The girl listened a moment, and then started up. "I hear
voices--somewhere,"
"Voices?" I strained my ears for sounds other than the insistent
ferment of the great cone above our heads. "Perhaps Leavitt----"
"Why do you still call him Leavitt?"
"Then you're quite certain----" I began, but an involuntary
exclamation from her cut me short.
The light of Williams's lantern, emerging from behind the bamboo
palings, disclosed the burly form of the boatswain with a shrinking
Malay in tow. He was jabbering in his native tongue, with much
gesticulation of his thin arms, and going into contortions at every
dozen paces in a sort of pantomime to emphasize his words. Williams
urged him along unceremoniously to the steps of the veranda.
"Perhaps you can get the straight of this, Mr.

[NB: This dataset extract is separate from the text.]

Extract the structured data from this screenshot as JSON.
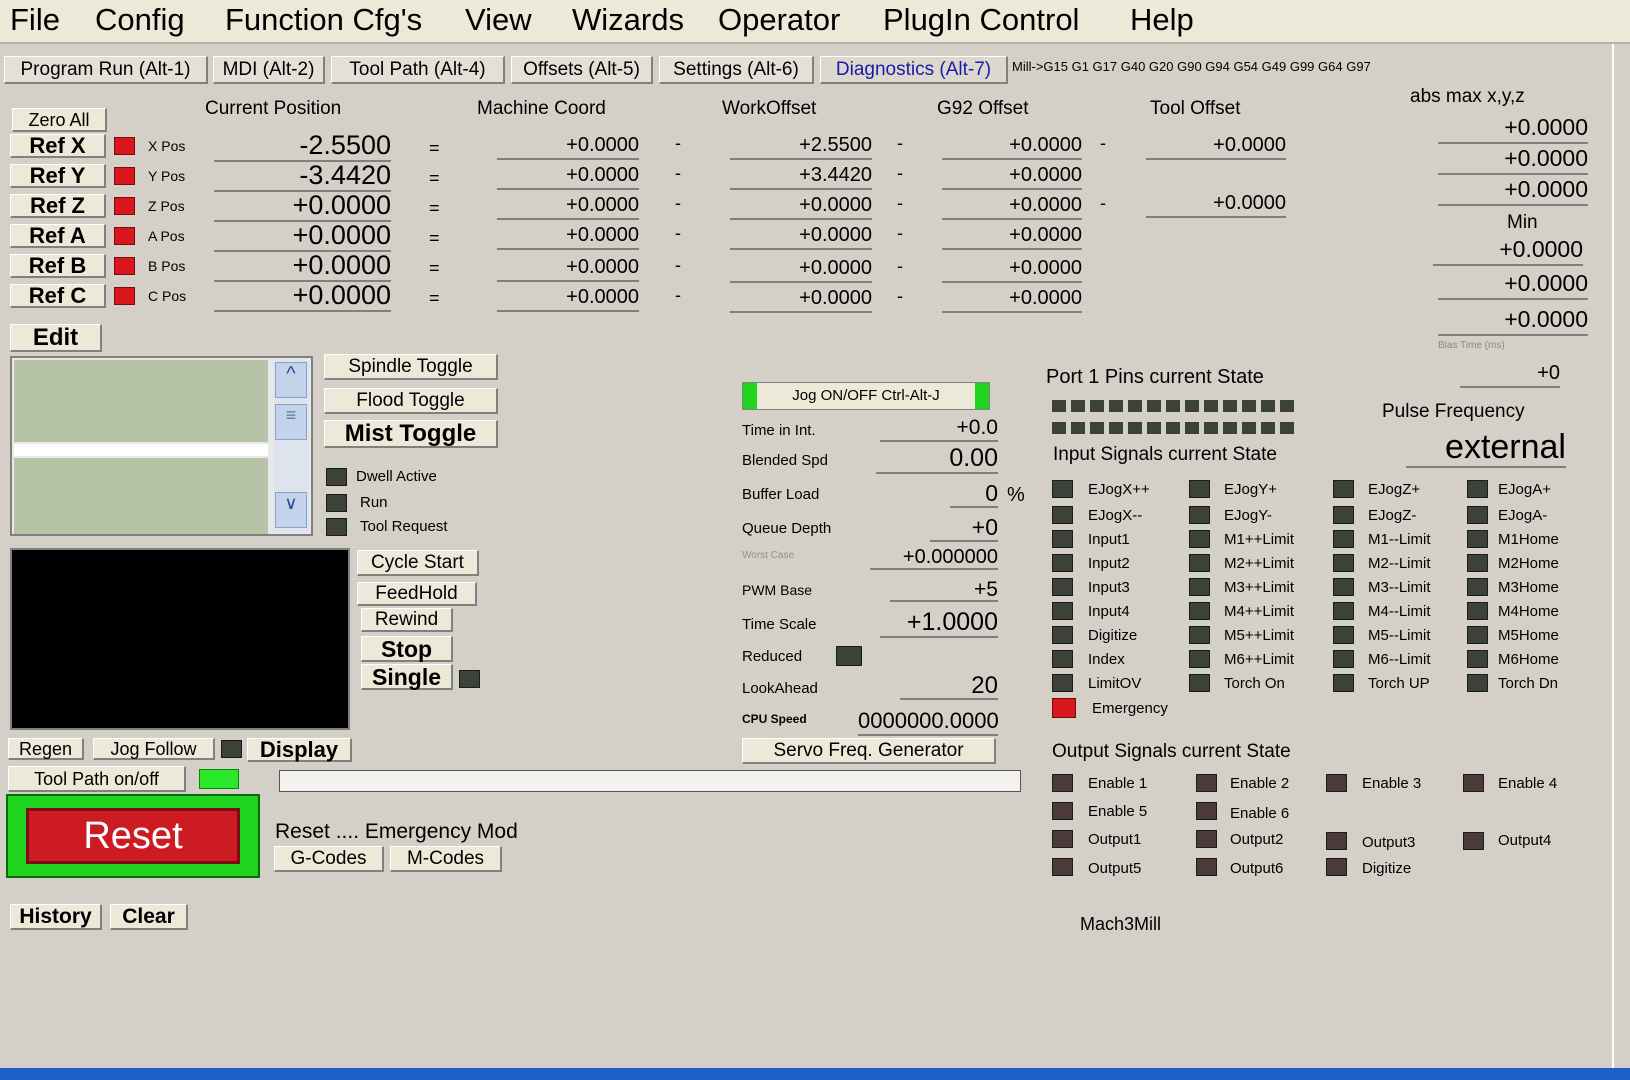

Barnaby," said the
boatswain. "He swears that the flame-devil in the volcano has
swallowed his master alive."
The poor fellow seemed indeed in a state of complete funk. With his
thin legs quaking under him, he poured forth in Malay a crazed,
distorted tale. According to Wadakimba, Leavitt--or Farquharson, to
give him his real name--had awakened the high displeasure of the
flame-devil within the mountain. Had we not observed that the cone
was smoking furiously? And the dust and heavy taint of sulphur in
the air? Surely we could feel the very tremor of the ground under
our feet.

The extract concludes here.